JVM monitors the GC roots - if an object is not available from a GC root, then it is a candidate for garbage collections. GC root can be
local variables
active java threads
static variables
jni references
I have read in countless places that running threads are garbage collection roots (ie they reside on the stack, the GC identifies them and traces through them to determine if the objects inside them are still reachable). Further more, a GC root will never be garbage collected itself.
My confusion is here: If the objects allocated from within a thread can never be garbage collected until the thread is stopped, how then is anything garbage collected in single-threaded programs where the only thread is the main thread ?
Clearly I'm missing something here.
First, a thread (stack) is only a GC root while it is alive. When the thread terminates, it is no longer a GC root.
My confusion is here: If the objects allocated from within a thread can never be garbage collected until the thread is stopped, how then is anything garbage collected in single-threaded programs where the only thread is the main thread ?

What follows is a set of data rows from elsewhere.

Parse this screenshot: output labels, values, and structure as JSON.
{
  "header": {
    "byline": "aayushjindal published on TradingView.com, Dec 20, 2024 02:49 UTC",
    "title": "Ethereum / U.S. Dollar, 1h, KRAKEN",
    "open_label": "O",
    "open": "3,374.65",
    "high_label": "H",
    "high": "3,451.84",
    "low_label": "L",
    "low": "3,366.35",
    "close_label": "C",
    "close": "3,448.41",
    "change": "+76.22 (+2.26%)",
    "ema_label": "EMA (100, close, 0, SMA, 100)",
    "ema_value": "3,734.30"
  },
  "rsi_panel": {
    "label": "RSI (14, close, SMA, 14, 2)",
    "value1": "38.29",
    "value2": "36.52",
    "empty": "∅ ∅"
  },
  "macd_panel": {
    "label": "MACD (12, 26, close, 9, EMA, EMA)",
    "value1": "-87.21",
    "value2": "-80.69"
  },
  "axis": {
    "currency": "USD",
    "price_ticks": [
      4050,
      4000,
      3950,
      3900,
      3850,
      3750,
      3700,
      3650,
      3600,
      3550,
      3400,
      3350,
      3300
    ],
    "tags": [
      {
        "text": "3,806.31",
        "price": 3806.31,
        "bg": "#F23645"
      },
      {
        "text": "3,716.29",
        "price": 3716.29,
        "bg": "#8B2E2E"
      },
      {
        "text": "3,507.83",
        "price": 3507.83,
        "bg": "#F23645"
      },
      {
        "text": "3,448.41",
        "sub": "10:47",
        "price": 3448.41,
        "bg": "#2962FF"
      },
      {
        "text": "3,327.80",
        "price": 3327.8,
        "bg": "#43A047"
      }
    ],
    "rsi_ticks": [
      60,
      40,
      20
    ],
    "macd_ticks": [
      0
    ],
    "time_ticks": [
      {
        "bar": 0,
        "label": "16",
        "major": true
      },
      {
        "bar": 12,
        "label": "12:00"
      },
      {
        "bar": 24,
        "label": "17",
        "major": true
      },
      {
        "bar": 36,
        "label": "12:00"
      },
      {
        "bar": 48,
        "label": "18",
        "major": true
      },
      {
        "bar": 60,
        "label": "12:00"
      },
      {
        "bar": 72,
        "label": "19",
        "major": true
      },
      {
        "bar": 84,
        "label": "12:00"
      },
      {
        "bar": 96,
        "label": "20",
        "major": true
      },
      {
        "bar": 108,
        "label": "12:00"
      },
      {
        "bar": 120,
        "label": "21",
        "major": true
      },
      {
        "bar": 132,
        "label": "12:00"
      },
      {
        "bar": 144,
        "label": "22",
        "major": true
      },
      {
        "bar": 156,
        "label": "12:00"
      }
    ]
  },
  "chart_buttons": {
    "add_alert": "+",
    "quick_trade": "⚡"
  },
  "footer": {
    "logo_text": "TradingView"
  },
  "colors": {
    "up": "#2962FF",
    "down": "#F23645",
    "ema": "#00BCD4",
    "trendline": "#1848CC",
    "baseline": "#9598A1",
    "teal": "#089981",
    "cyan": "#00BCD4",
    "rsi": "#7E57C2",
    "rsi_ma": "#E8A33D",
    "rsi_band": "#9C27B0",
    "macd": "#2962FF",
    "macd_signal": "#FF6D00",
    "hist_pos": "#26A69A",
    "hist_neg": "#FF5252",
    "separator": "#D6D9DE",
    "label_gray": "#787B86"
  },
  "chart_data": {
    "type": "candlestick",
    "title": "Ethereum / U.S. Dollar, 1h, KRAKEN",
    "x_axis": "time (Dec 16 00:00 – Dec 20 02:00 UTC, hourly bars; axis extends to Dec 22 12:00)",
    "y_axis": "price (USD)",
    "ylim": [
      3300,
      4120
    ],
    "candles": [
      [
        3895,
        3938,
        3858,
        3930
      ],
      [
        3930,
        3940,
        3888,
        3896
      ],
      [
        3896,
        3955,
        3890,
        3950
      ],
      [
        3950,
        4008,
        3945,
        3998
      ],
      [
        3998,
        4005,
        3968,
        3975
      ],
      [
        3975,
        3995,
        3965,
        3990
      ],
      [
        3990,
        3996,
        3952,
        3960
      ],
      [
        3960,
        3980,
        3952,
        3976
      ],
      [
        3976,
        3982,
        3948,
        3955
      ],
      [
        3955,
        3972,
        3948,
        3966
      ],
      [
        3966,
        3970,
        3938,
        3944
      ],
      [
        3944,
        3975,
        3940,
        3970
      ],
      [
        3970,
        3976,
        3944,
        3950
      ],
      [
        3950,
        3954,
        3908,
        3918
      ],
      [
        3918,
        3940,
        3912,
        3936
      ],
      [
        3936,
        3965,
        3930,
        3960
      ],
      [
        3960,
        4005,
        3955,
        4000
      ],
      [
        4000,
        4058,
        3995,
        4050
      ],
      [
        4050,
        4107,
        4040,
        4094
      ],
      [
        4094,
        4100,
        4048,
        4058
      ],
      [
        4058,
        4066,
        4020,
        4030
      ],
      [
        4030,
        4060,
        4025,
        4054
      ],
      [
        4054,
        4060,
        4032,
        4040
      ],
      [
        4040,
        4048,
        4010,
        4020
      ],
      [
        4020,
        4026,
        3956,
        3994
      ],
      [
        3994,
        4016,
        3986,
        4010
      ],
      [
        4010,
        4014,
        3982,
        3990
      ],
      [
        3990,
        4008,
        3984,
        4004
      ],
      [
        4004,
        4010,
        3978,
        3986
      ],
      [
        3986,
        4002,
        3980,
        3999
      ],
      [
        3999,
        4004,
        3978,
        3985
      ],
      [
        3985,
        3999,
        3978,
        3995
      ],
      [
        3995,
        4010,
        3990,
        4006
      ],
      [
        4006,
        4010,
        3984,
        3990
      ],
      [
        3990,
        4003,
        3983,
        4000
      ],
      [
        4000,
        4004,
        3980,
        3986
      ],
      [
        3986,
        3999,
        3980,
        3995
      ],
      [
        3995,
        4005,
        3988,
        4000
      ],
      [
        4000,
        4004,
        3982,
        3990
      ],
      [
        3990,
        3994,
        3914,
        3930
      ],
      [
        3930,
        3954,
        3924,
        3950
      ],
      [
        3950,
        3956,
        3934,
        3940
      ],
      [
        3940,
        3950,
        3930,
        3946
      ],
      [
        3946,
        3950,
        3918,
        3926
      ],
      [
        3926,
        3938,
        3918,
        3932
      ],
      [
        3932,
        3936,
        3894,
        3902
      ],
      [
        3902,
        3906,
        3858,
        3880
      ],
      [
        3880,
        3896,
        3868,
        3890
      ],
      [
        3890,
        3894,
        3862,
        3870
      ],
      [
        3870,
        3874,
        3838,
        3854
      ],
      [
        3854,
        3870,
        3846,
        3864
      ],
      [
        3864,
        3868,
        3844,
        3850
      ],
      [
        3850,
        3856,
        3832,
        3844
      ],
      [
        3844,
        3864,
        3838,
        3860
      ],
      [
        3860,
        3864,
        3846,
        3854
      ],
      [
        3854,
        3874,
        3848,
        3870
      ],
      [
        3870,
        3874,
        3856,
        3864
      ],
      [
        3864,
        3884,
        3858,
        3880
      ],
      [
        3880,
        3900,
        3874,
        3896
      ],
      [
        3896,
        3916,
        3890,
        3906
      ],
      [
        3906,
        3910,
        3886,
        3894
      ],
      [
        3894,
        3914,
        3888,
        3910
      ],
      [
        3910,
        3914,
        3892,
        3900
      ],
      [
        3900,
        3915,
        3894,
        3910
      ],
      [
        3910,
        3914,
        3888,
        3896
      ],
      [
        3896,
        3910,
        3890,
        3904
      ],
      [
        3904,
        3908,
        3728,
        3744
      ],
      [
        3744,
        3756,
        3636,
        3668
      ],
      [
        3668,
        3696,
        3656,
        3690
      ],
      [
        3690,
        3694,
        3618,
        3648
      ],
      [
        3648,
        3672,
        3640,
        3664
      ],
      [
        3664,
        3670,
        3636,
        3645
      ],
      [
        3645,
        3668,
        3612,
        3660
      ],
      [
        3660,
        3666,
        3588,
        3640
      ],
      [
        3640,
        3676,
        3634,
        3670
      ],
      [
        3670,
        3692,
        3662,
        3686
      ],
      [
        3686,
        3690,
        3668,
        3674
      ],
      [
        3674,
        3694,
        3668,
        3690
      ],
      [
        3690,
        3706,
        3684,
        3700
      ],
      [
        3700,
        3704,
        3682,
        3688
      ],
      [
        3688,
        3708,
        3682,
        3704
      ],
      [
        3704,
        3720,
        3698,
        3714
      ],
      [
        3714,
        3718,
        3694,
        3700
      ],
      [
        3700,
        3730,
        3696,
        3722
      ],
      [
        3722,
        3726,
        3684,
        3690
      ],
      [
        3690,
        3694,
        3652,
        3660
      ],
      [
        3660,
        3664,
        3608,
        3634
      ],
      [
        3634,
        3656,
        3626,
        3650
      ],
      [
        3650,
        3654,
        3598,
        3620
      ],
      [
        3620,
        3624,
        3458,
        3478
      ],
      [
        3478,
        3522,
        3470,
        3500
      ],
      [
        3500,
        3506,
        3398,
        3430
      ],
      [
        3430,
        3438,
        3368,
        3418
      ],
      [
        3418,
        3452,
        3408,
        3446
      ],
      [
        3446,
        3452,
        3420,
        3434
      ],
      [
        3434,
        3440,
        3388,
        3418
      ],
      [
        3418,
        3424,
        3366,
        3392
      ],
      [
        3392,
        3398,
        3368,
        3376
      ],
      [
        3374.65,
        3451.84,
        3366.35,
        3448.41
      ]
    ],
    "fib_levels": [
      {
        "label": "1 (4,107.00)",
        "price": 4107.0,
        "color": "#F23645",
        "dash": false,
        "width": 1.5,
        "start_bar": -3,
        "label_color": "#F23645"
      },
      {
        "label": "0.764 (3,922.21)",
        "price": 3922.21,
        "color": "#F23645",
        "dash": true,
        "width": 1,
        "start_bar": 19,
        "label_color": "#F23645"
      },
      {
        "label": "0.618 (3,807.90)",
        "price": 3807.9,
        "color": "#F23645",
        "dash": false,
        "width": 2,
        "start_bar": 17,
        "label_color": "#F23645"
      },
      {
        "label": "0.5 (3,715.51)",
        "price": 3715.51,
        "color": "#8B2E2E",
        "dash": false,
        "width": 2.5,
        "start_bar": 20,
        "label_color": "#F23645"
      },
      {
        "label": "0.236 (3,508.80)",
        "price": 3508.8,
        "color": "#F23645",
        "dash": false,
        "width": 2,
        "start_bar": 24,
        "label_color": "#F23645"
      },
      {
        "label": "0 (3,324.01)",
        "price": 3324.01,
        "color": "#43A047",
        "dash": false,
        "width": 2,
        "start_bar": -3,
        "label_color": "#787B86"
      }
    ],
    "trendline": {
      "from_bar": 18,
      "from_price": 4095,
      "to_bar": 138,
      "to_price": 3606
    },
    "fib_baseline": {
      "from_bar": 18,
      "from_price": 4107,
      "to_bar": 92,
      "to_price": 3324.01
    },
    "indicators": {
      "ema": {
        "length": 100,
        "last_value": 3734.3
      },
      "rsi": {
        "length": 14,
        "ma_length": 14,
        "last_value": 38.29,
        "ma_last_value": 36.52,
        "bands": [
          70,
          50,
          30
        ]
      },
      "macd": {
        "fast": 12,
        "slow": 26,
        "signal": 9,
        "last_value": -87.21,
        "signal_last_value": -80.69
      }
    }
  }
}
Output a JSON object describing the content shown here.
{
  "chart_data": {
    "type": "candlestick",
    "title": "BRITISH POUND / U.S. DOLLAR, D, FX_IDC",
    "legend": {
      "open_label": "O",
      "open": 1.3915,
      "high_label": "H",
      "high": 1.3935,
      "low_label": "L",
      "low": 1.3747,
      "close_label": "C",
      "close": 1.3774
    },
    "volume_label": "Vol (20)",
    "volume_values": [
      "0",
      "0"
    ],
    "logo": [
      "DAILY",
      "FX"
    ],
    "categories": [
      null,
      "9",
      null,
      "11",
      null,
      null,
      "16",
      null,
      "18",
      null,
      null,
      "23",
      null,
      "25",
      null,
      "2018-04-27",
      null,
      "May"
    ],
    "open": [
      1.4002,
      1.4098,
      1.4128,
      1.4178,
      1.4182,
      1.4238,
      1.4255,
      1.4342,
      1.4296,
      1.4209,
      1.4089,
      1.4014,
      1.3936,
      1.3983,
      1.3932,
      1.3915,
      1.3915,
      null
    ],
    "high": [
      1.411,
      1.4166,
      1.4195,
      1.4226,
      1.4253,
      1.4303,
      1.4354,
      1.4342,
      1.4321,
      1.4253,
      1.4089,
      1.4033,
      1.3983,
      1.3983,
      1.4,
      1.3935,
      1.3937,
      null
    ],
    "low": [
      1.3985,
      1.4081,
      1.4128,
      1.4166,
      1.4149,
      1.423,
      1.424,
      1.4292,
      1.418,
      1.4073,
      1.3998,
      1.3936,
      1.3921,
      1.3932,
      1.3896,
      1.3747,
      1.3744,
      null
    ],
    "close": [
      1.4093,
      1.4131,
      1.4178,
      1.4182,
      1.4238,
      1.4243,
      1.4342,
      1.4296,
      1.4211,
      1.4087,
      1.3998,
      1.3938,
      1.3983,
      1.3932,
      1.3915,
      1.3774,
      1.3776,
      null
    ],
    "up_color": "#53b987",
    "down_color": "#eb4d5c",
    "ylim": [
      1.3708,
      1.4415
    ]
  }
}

Your premise is incorrect.
It doesn't matter which thread allocates an object. What matters is whether an objects allocated by your thread remains reachable. If it become unreachable (for example, if you didn't put the object's reference into a local variable) ... then it can be collected.
Objects are in the heap, regardless which thread created them.
Objects may be reachable through references. Some of these references can be on the call stack of one or more threads.
An object can be collected when there are no more references to it, regardless whether is allocating thread is still running or not.
For example, the thread below repeatedly allocates new StringBuilder objects. During a call to foo(), the thread has references on its call stack to a StringBuilder object. When foo() returns, there are no further references to the StringBuilder object. Therefore, that object is no longer reachable, and is eligible for garbage collection.
Thread thread = new Thread( new Runnable() {
#Override
public void run() {
while ( true ) {
foo();
}
}
public void foo() {
StringBuilder strBuilder = new StringBuilder("This new object is allocated on the heap.");
System.out.println( strBuilder );
}
});
thread.run();
Within a class that extends Thread, consider the following example:
public void run() {
while (workToDo) {
JSONObject json = new JSONObject(getNextMap());
publishJSON(json.toString());
// thread sleep
}
}
Is each instance of json still referenced as long as the thread is running, or are they freed each time new is called? Should this be moved to a method, i.e. publishJSON(getJson(getNextMap())?
To have a reference to object then it must be a local used variable (while in local scope) or contained in a member variable of a class instance.
I don't see any of the two in your example since after each while iteration the local variable can't be referenced anymore. So, unless you do something with json that saves a reference to it elsewhere, they are eligible for garbage collection.
Mind that this doesn't imply that the GC will collect the no-more-referenced instances after every iteration since its behavior is not predictable from a developer point of view. You just know that eventually they'll be collected.